I laid down the white daises next to his tombstone, sighing as I settled down on the grass. The rock was warm from the sun, and I let my eyes drift shut as bittersweet memories washed over me.
We were sixteen, and we laughed as we drove around in my car, music blaring, thinking we’d be infinite forever.
The grass had grown over the dirt that covered his coffin by this point, and I ran my fingers through it, pretending it was his hair. I wondered if he knew how much I missed him.
We were eighteen, and we were celebrating in his kitchen because we had gotten our college acceptance letters. We’d applied to the same college, of course. We had our wholes lives stretching out in front of us.
My eyes were dry, because I’d held his hand in mine and he’d made me promise I wouldn’t shed any more tears over him once he was gone.
We were nineteen, and we were high on the feeling of being alive, of being real. That, and the weed I’d bought.
I cracked open my eyelids, taking a look at the dark clouds that dotted the sky above me.
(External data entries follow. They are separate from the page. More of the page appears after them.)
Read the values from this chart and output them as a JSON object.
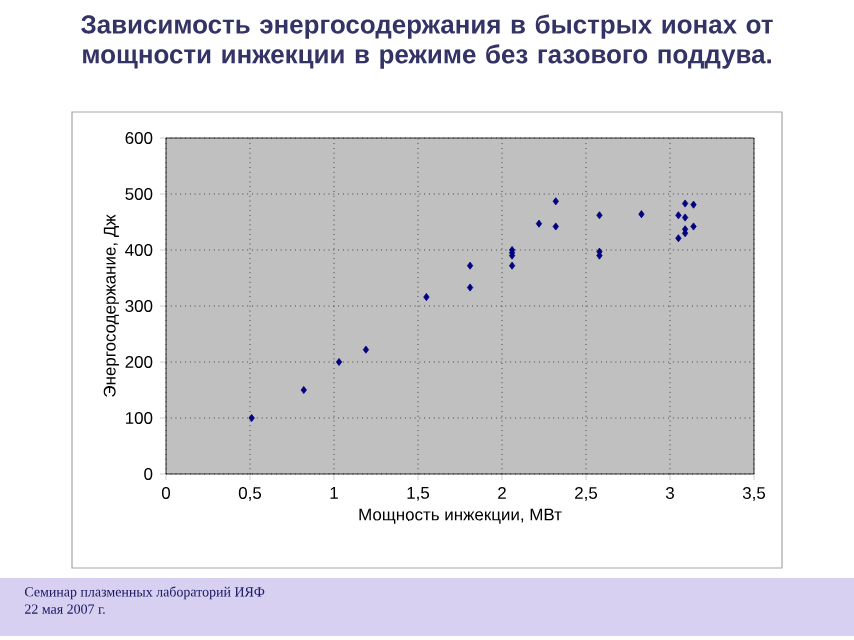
{
  "chart_data": {
    "type": "scatter",
    "title": "Зависимость энергосодержания в быстрых ионах от мощности инжекции в режиме без газового поддува.",
    "xlabel": "Мощность инжекции, МВт",
    "ylabel": "Энергосодержание, Дж",
    "annotations": [
      "Семинар плазменных лабораторий ИЯФ",
      "22 мая 2007 г."
    ],
    "x": [
      0.51,
      0.82,
      1.03,
      1.19,
      1.55,
      1.81,
      1.81,
      2.06,
      2.06,
      2.06,
      2.06,
      2.22,
      2.32,
      2.32,
      2.58,
      2.58,
      2.58,
      2.83,
      3.05,
      3.05,
      3.09,
      3.09,
      3.09,
      3.09,
      3.14,
      3.14
    ],
    "values": [
      100,
      150,
      200,
      222,
      316,
      333,
      372,
      372,
      390,
      395,
      400,
      447,
      487,
      442,
      462,
      397,
      390,
      464,
      462,
      421,
      483,
      458,
      437,
      430,
      481,
      442
    ],
    "color": "#000080",
    "marker": "diamond",
    "grid": true,
    "xlim": [
      0,
      3.5
    ],
    "ylim": [
      0,
      600
    ],
    "xticks": [
      0,
      {
        "value": 0.5,
        "label": "0,5"
      },
      1,
      {
        "value": 1.5,
        "label": "1,5"
      },
      2,
      {
        "value": 2.5,
        "label": "2,5"
      },
      3,
      {
        "value": 3.5,
        "label": "3,5"
      }
    ],
    "yticks": [
      0,
      100,
      200,
      300,
      400,
      500,
      600
    ]
  }
}
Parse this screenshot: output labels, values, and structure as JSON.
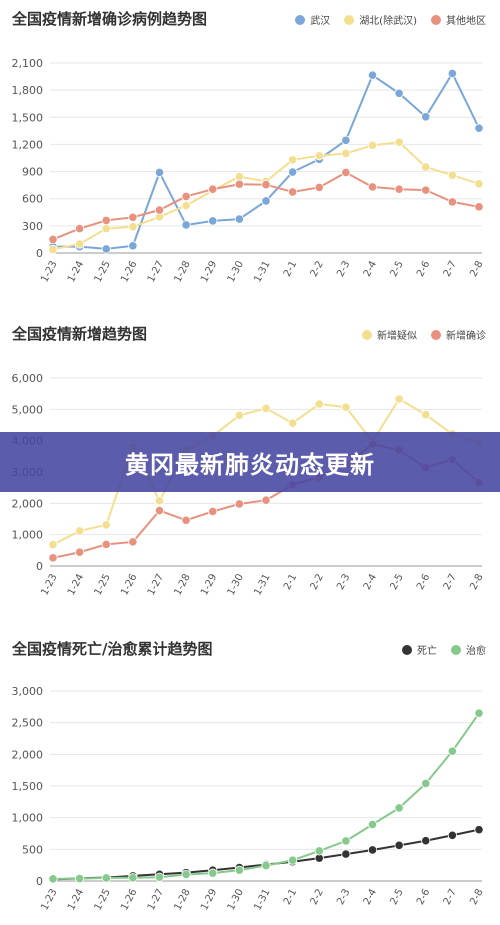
{
  "charts": [
    {
      "title": "全国疫情新增确诊病例趋势图",
      "legend": [
        {
          "label": "武汉",
          "color": "#7aa6d8"
        },
        {
          "label": "湖北(除武汉)",
          "color": "#f3df8f"
        },
        {
          "label": "其他地区",
          "color": "#e8917e"
        }
      ]
    },
    {
      "title": "全国疫情新增趋势图",
      "legend": [
        {
          "label": "新增疑似",
          "color": "#f3df8f"
        },
        {
          "label": "新增确诊",
          "color": "#e8917e"
        }
      ]
    },
    {
      "title": "全国疫情死亡/治愈累计趋势图",
      "legend": [
        {
          "label": "死亡",
          "color": "#333333"
        },
        {
          "label": "治愈",
          "color": "#86c98c"
        }
      ]
    }
  ],
  "banner": {
    "text": "黄冈最新肺炎动态更新"
  },
  "chart_data": [
    {
      "type": "line",
      "title": "全国疫情新增确诊病例趋势图",
      "x": [
        "1-23",
        "1-24",
        "1-25",
        "1-26",
        "1-27",
        "1-28",
        "1-29",
        "1-30",
        "1-31",
        "2-1",
        "2-2",
        "2-3",
        "2-4",
        "2-5",
        "2-6",
        "2-7",
        "2-8"
      ],
      "yticks": [
        "0",
        "300",
        "600",
        "900",
        "1,200",
        "1,500",
        "1,800",
        "2,100"
      ],
      "ylim": [
        0,
        2100
      ],
      "grid": true,
      "legend_position": "top-right",
      "series": [
        {
          "name": "武汉",
          "color": "#7aa6d8",
          "values": [
            70,
            70,
            45,
            80,
            890,
            310,
            355,
            375,
            575,
            895,
            1035,
            1245,
            1965,
            1765,
            1505,
            1985,
            1380
          ]
        },
        {
          "name": "湖北(除武汉)",
          "color": "#f3df8f",
          "values": [
            40,
            100,
            270,
            290,
            400,
            525,
            690,
            845,
            790,
            1030,
            1075,
            1100,
            1190,
            1225,
            950,
            860,
            765
          ]
        },
        {
          "name": "其他地区",
          "color": "#e8917e",
          "values": [
            150,
            270,
            360,
            395,
            475,
            625,
            705,
            760,
            755,
            675,
            725,
            890,
            730,
            705,
            695,
            565,
            510
          ]
        }
      ]
    },
    {
      "type": "line",
      "title": "全国疫情新增趋势图",
      "x": [
        "1-23",
        "1-24",
        "1-25",
        "1-26",
        "1-27",
        "1-28",
        "1-29",
        "1-30",
        "1-31",
        "2-1",
        "2-2",
        "2-3",
        "2-4",
        "2-5",
        "2-6",
        "2-7",
        "2-8"
      ],
      "yticks": [
        "0",
        "1,000",
        "2,000",
        "3,000",
        "4,000",
        "5,000",
        "6,000"
      ],
      "ylim": [
        0,
        6000
      ],
      "grid": true,
      "legend_position": "top-right",
      "series": [
        {
          "name": "新增疑似",
          "color": "#f3df8f",
          "values": [
            680,
            1120,
            1310,
            3800,
            2080,
            3700,
            4150,
            4810,
            5030,
            4560,
            5170,
            5070,
            3970,
            5330,
            4830,
            4210,
            3920
          ]
        },
        {
          "name": "新增确诊",
          "color": "#e8917e",
          "values": [
            260,
            440,
            690,
            770,
            1770,
            1460,
            1740,
            1980,
            2100,
            2590,
            2830,
            3240,
            3890,
            3700,
            3140,
            3400,
            2660
          ]
        }
      ]
    },
    {
      "type": "line",
      "title": "全国疫情死亡/治愈累计趋势图",
      "x": [
        "1-23",
        "1-24",
        "1-25",
        "1-26",
        "1-27",
        "1-28",
        "1-29",
        "1-30",
        "1-31",
        "2-1",
        "2-2",
        "2-3",
        "2-4",
        "2-5",
        "2-6",
        "2-7",
        "2-8"
      ],
      "yticks": [
        "0",
        "500",
        "1,000",
        "1,500",
        "2,000",
        "2,500",
        "3,000"
      ],
      "ylim": [
        0,
        3000
      ],
      "grid": true,
      "legend_position": "top-right",
      "series": [
        {
          "name": "死亡",
          "color": "#333333",
          "values": [
            25,
            41,
            56,
            80,
            106,
            132,
            170,
            213,
            259,
            304,
            361,
            425,
            490,
            563,
            636,
            722,
            811
          ]
        },
        {
          "name": "治愈",
          "color": "#86c98c",
          "values": [
            34,
            38,
            49,
            51,
            60,
            103,
            124,
            171,
            243,
            328,
            475,
            632,
            892,
            1153,
            1540,
            2050,
            2649
          ]
        }
      ]
    }
  ]
}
The day was rather nice, despite the rain it promised later. A slight breeze stirred my hair, letting it dance over my shoulders.
We were twenty-one, and I held him as he sobbed in my arms, confused and broken and trying to fit together all of his pieces.
We were twenty-three, and with help from his parents, he had saved enough. I sat in the waiting room impatiently, and when he came back from top surgery, he the biggest smile on his face.
I blinked my eyes rapidly, trying to stem the tears that had started to gather. I’d promised I wouldn’t cry, and I couldn't break that promise. I couldn’t.
We were twenty-five, and we were living in an apartment in the city. Life didn’t seem so eternal anymore, but we were happy, and even if money was a little tight, we made it work.
I turned around and rested my forehead where his name was inscribed, tears suddenly falling out of my eyes all at once. They sunk into the earth that held his bones.
We were twenty-six, and I was back in the waiting room, but that trip wouldn’t end with a smile. Neither would the next, or the next, or the next.
I dug my hands into the dirt, wishing I could feel close to him again, wishing he was back in my arms, where he’d be safe.
We were twenty-eight, and his hair was gone. His cheeks were sunk in and his eyes looked hollow. His skin was pale and waxy, and he was weak, far weaker than he ever should have been.
We were twenty-nine, and I was jobless, spending almost all of my hours at his hospital bed. The chemo wasn’t working.
I smiled at the tombstone, pain ripping through my chest, even if it was more bearable than before. Even if there was a circle in my ribcage that had felt empty for a long time.
I was thirty, and I spent a year in a depression so deep everyone thought that a piece of me had died when he had.
I am thirty-two, and even if I have learned to deal with my loss, I will never able to fully erase the pain, because to do that would be to erase the love as well.